5-year-old: “Santa’s not real; he’s just a nice story we tell at Christmas time. You may make-believe if you want to—it’s fun.”
This is a paraphrase of my granddaughter’s conversation, echoing her grandmother via her mother. “It’s a fun story to enjoy, but it’s not real. What do you want to do this Christmas?”
Graham Cooke’s recent blog asked, “What gifts are you asking for this Christmas?” He listed the Fruits of the Spirit and mentioned that Santa couldn’t give them to you.
So I sipped my coffee and went through the list of the Fruits of the Spirit: love, joy, peace, patience, kindness, goodness, faithfulness, gentleness, and self-control.
Pausing at each gift, I asked myself:
- “Do I feel this presence of this gift in my life?”
- “Do I exhibit this fruit to others around me?”
If so, I added to the plus side of my list.
If not, I added it to the minus side—it was a gift I really needed.

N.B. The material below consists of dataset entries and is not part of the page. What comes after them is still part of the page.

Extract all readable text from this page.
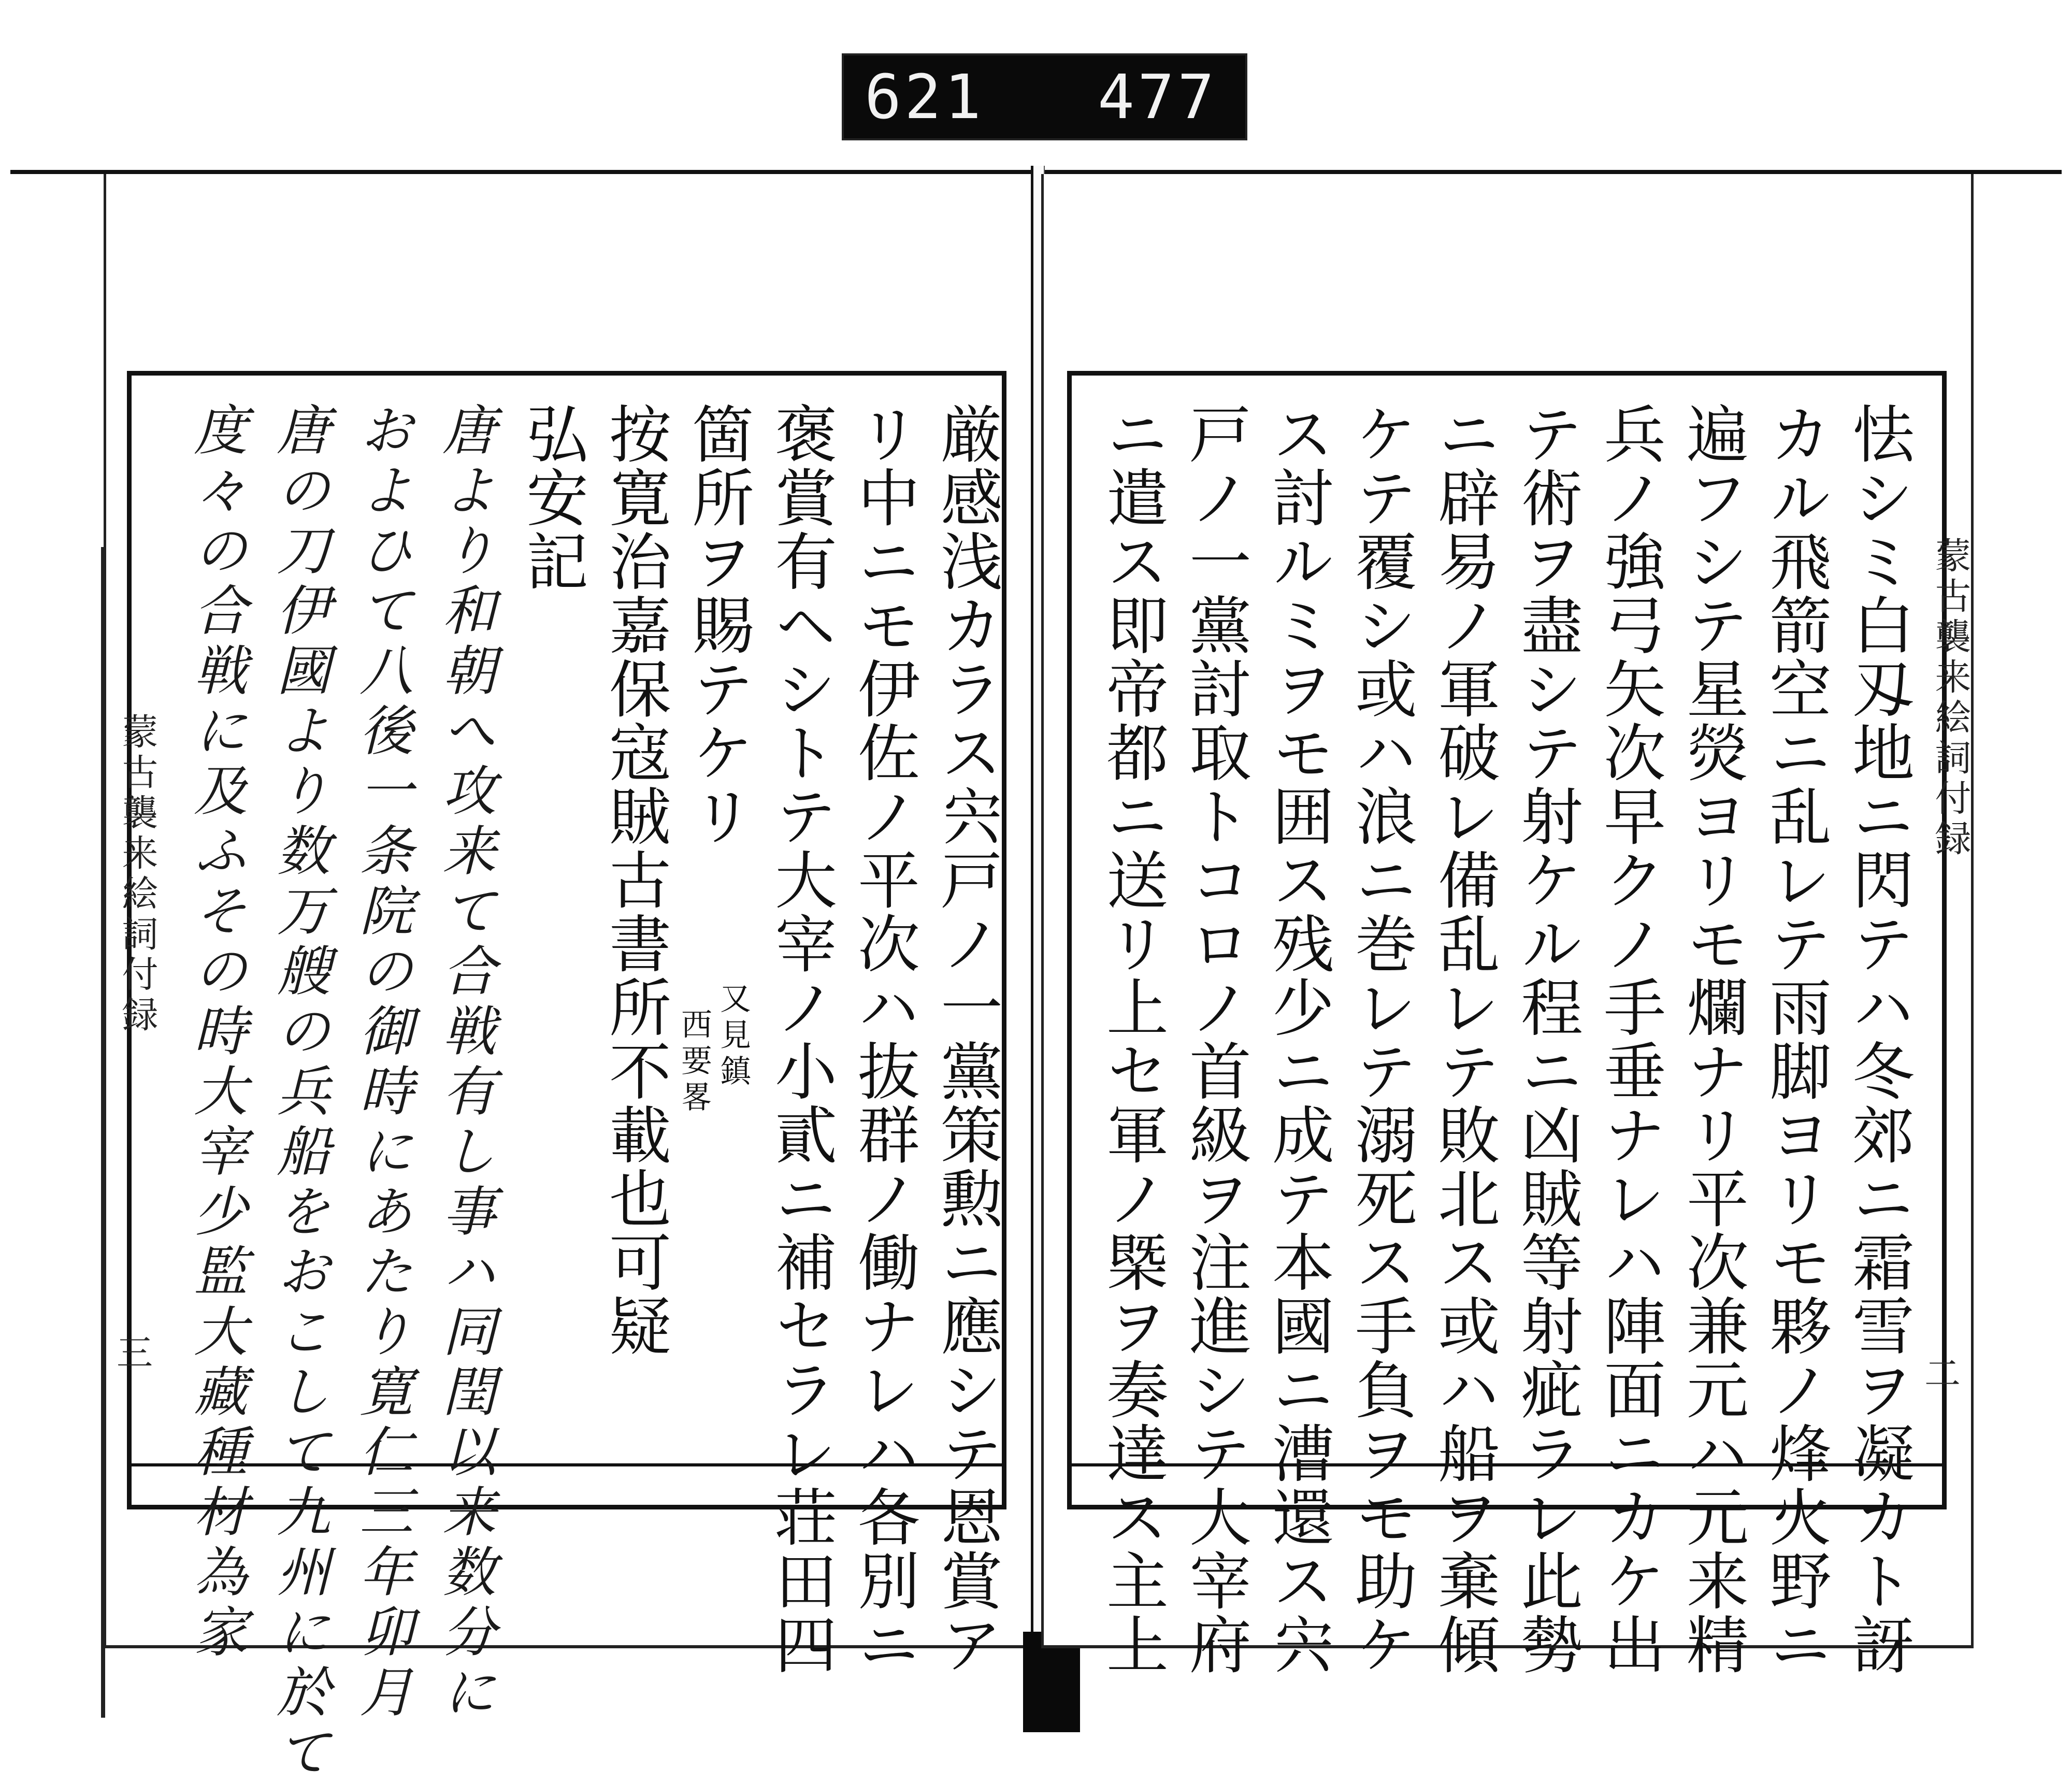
621 477
蒙古襲来絵詞付録
三	厳感浅カラス宍戸ノ一黨策勲ニ應シテ恩賞ア
リ中ニモ伊佐ノ平次ハ抜群ノ働ナレハ各別ニ
褒賞有ヘシトテ大宰ノ小貳ニ補セラレ荘田四
箇所ヲ賜テケリ
按寛治嘉保寇賊古書所不載也可疑
弘安記
唐より和朝へ攻来て合戦有し事ハ同閏以来数分に
およひて八後一条院の御時にあたり寛仁三年卯月
唐の刀伊國より数万艘の兵船をおこして九州に於て
度々の合戦に及ふその時大宰少監大藏種材為家	又見鎮
西要畧
蒙古襲来絵詞付録
二
怯シミ白刄地ニ閃テハ冬郊ニ霜雪ヲ凝カト訝
カル飛箭空ニ乱レテ雨脚ヨリモ夥ノ烽火野ニ
遍フシテ星熒ヨリモ爛ナリ平次兼元ハ元来精
兵ノ強弓矢次早クノ手垂ナレハ陣面ニカケ出
テ術ヲ盡シテ射ケル程ニ凶賊等射疵ラレ此勢
ニ辟易ノ軍破レ備乱レテ敗北ス或ハ船ヲ棄傾
ケテ覆シ或ハ浪ニ巻レテ溺死ス手負ヲモ助ケ
ス討ルミヲモ囲ス残少ニ成テ本國ニ漕還ス宍
戸ノ一黨討取トコロノ首級ヲ注進シテ大宰府
ニ遣ス即帝都ニ送リ上セ軍ノ槩ヲ奏達ス主上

Then I said thank you for the pluses and asked to be given the minuses.
Not to Santa, but to God.
And I join with Paul in his prayer found in 2 Thessalonians 1:11:
“With this in mind, we constantly pray for you, that our God may make you worthy of his calling, and that by his power he may bring to your every desire for goodness and your every deed prompted by faith. We pray this so that the name of our Lord Jesus may be glorified in you, and you in him, according to the grace of our God and the Lord Jesus Christ.”